A Blessed Unrest-ful Bandcamp Friday
Once upon a time, over a decade ago, I listened to a brand new album for the very first time, pressed on luscious blood red vinyl, that sounded — that felt — like it couldn’t possibly be new. It felt at once impossibly old and timeless. That album was A Blessed Unrest by The Parlour Trick.
A Blessed Unrest
If I myself am a haunted house, those 11 tracks crept into my heart and found a mouldering corridor insufficiently lit by flickering wall sconces, where cracked and peeling damask wallpaper was pulled away to expose a secret door that opened at the protest of long neglected hinges to reveal a steep, narrow, heavily cobwebbed staircase of creaky steps leading deep into the shadowy recesses of my mind. There my ghosts found 11 thoroughly haunted, seemingly boundless, yet somehow safe and intimate spaces to explore… 11 secret worlds wherein the music permeates and enchants everything, and where there were so many other ghosts waiting to be met and known.

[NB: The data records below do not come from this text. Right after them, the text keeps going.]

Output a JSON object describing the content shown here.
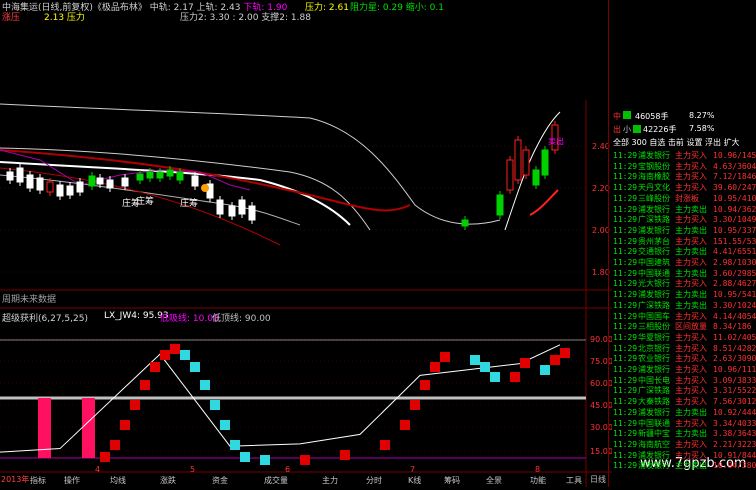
{
  "header": {
    "line1_left": "中海集运(日线,前复权)《极品布林》 中轨: 2.17 上轨: 2.43",
    "line1_down": "下轨: 1.90",
    "line1_right": "压力: 2.61",
    "line1_green": "阻力星: 0.29 缩小: 0.1",
    "line2_left": "涨压",
    "line2_mid": "2.13 压力",
    "line2_tail": "压力2: 3.30 : 2.00 支撑2: 1.88",
    "sub_caption": "周期未来数据",
    "ind_title": "超级获利(6,27,5,25)",
    "ind_lx": "LX_JW4: 95.93",
    "ind_low": "低吸线: 10.00",
    "ind_high": "低顶线: 90.00",
    "period": "日线",
    "year": "2013年"
  },
  "price_axis": [
    "2.40",
    "2.20",
    "2.00",
    "1.80"
  ],
  "ind_axis": [
    "90.00",
    "75.00",
    "60.00",
    "45.00",
    "30.00",
    "15.00"
  ],
  "x_labels": [
    "4",
    "5",
    "6",
    "7",
    "8",
    "9"
  ],
  "annotations": [
    "庄筹",
    "庄筹",
    "庄筹"
  ],
  "sell_label": "卖出",
  "watermark": "www.7gpzb.com",
  "bottom_tabs": [
    "指标",
    "操作",
    "均线",
    "涨跌",
    "资金",
    "成交量",
    "主力",
    "分时",
    "K线",
    "筹码",
    "全景",
    "功能",
    "工具"
  ],
  "side": {
    "mid_label": "中",
    "mid_vol": "46058手",
    "mid_pct": "8.27%",
    "out_label": "出",
    "out_sub": "小",
    "out_vol": "42226手",
    "out_pct": "7.58%",
    "tabs": [
      "全部",
      "300",
      "自选",
      "击前",
      "设置",
      "浮出",
      "扩大"
    ],
    "rows": [
      {
        "time": "11:29",
        "name": "浦发银行",
        "act": "主力买入",
        "val": "10.96/14596"
      },
      {
        "time": "11:29",
        "name": "宝钢股份",
        "act": "主力买入",
        "val": "4.63/3604"
      },
      {
        "time": "11:29",
        "name": "海南橡胶",
        "act": "主力买入",
        "val": "7.12/1846"
      },
      {
        "time": "11:29",
        "name": "天丹文化",
        "act": "主力买入",
        "val": "39.60/2475"
      },
      {
        "time": "11:29",
        "name": "三峰股份",
        "act": "封涨板",
        "val": "10.95/4103"
      },
      {
        "time": "11:29",
        "name": "浦发银行",
        "act": "主力卖出",
        "val": "10.94/3623"
      },
      {
        "time": "11:29",
        "name": "广深铁路",
        "act": "主力买入",
        "val": "3.30/10495"
      },
      {
        "time": "11:29",
        "name": "浦发银行",
        "act": "主力卖出",
        "val": "10.95/3377"
      },
      {
        "time": "11:29",
        "name": "贵州茅台",
        "act": "主力买入",
        "val": "151.55/530"
      },
      {
        "time": "11:29",
        "name": "交通银行",
        "act": "主力卖出",
        "val": "4.41/6551"
      },
      {
        "time": "11:29",
        "name": "中国建筑",
        "act": "主力买入",
        "val": "2.98/10301"
      },
      {
        "time": "11:29",
        "name": "中国联通",
        "act": "主力卖出",
        "val": "3.60/2985"
      },
      {
        "time": "11:29",
        "name": "光大银行",
        "act": "主力买入",
        "val": "2.88/4627"
      },
      {
        "time": "11:29",
        "name": "浦发银行",
        "act": "主力卖出",
        "val": "10.95/5413"
      },
      {
        "time": "11:29",
        "name": "广深铁路",
        "act": "主力卖出",
        "val": "3.30/10245"
      },
      {
        "time": "11:29",
        "name": "中国国车",
        "act": "主力买入",
        "val": "4.14/4054"
      },
      {
        "time": "11:29",
        "name": "三相股份",
        "act": "区间放量",
        "val": "8.34/186"
      },
      {
        "time": "11:29",
        "name": "华夏银行",
        "act": "主力买入",
        "val": "11.02/4054"
      },
      {
        "time": "11:29",
        "name": "北京银行",
        "act": "主力买入",
        "val": "8.51/4282"
      },
      {
        "time": "11:29",
        "name": "农业银行",
        "act": "主力买入",
        "val": "2.63/3090"
      },
      {
        "time": "11:29",
        "name": "浦发银行",
        "act": "主力买入",
        "val": "10.96/11163"
      },
      {
        "time": "11:29",
        "name": "中国长电",
        "act": "主力买入",
        "val": "3.09/3833"
      },
      {
        "time": "11:29",
        "name": "广深铁路",
        "act": "主力买入",
        "val": "3.31/5522"
      },
      {
        "time": "11:29",
        "name": "大秦铁路",
        "act": "主力买入",
        "val": "7.56/3012"
      },
      {
        "time": "11:29",
        "name": "浦发银行",
        "act": "主力卖出",
        "val": "10.92/4440"
      },
      {
        "time": "11:29",
        "name": "中国联通",
        "act": "主力买入",
        "val": "3.34/4033"
      },
      {
        "time": "11:29",
        "name": "新疆中宝",
        "act": "主力卖出",
        "val": "3.38/3643"
      },
      {
        "time": "11:29",
        "name": "海南航空",
        "act": "主力买入",
        "val": "2.21/3223"
      },
      {
        "time": "11:29",
        "name": "浦发银行",
        "act": "主力买入",
        "val": "10.91/8443"
      },
      {
        "time": "11:29",
        "name": "浦发银行",
        "act": "主力卖出",
        "val": "10.94/3800"
      }
    ]
  },
  "chart_data": {
    "type": "line",
    "title": "超级获利(6,27,5,25)",
    "x": [
      "4",
      "5",
      "6",
      "7",
      "8",
      "9"
    ],
    "ylim": [
      0,
      100
    ],
    "series": [
      {
        "name": "LX_JW4",
        "values": [
          5,
          8,
          88,
          10,
          12,
          20,
          70,
          75,
          80,
          95.93
        ]
      }
    ]
  }
}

I was gobsmacked. I was also not the sort of person to send fan mail, but in that impassioned fever of someone drunk on the magic of new music, I couldn’t resist cobbling together a few clumsy lines in effort to express my awe and gratitude for the creation of such an unspeakably beautiful, poignant, and wondrous album.

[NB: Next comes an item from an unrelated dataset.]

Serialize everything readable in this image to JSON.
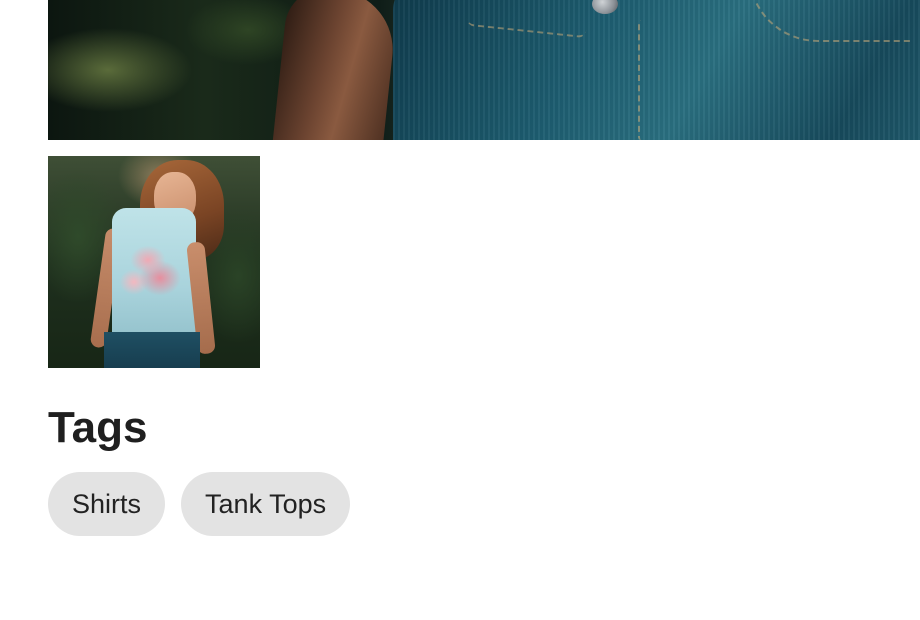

And looking back… that’s how I met Mer: They responded to my awkward gushing, which must be how it started, right? How we eventually became friends, how they became chosen family, and how today, some-miraculous-how we’re collaborating on the Liminal Flares podcast.

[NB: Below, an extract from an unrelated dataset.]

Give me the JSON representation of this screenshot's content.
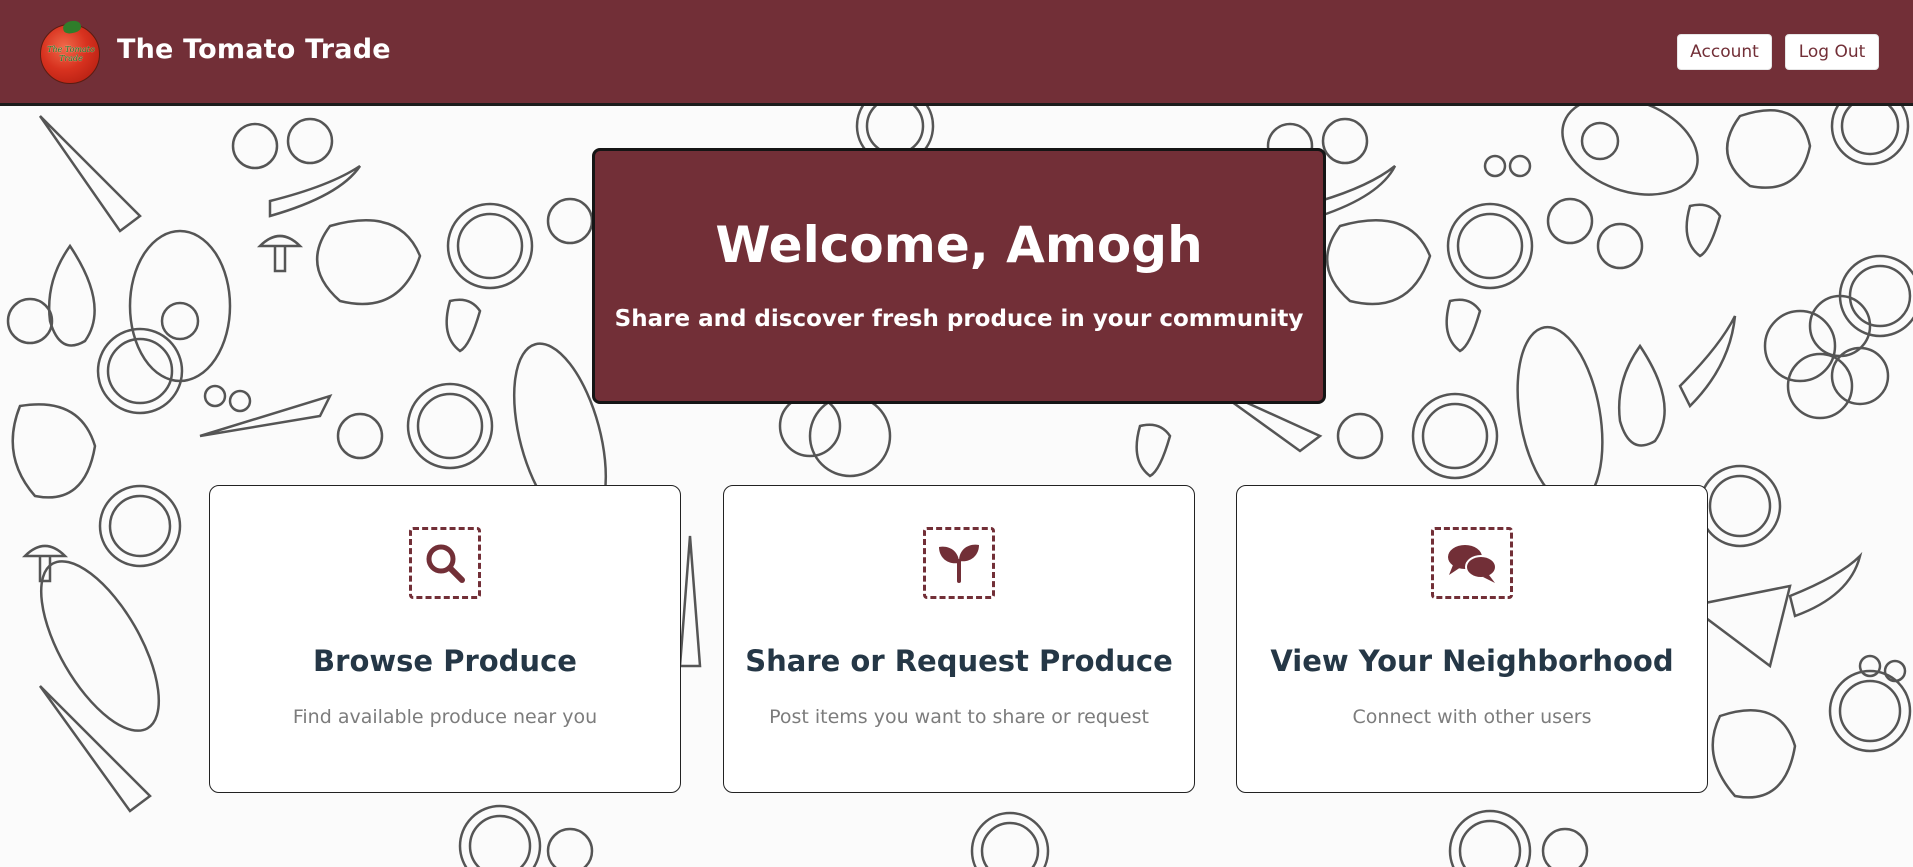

And yet… I feel like I’ve always known Mer, even though I know that isn’t and can’t possibly be true. It’s a funny internal paradox, which is par for the course inside my head. My entire sense of self feels like a paradox. But I digress…
Today is Bandcamp Friday when Bandcamp waves its cut from the sale of music by artists and labels on its marketplace. And The Parlour Trick is haunted chamber music composed, arranged, and performed by multi-instrumentalists Meredith Yayanos and Dan Cantrell. If you haven’t already done so, I encourage you to treat yourself (or someone else!) to one of the most evocative and eerily atmospheric albums I have ever experienced, to say nothing of their other extraordinary aural offerings:
Wandering Room
Mystery Train (original 000 recording)
The Everpresent Tense ( ∞ demo )
Here’s to discovering those secret internal spaces — whatever your personal realms, landscapes, and architecture may be — where our ghosts may safely roam, to explore, to grieve, and to play.
And, if we’re really lucky, meeting kindred spirits in the process.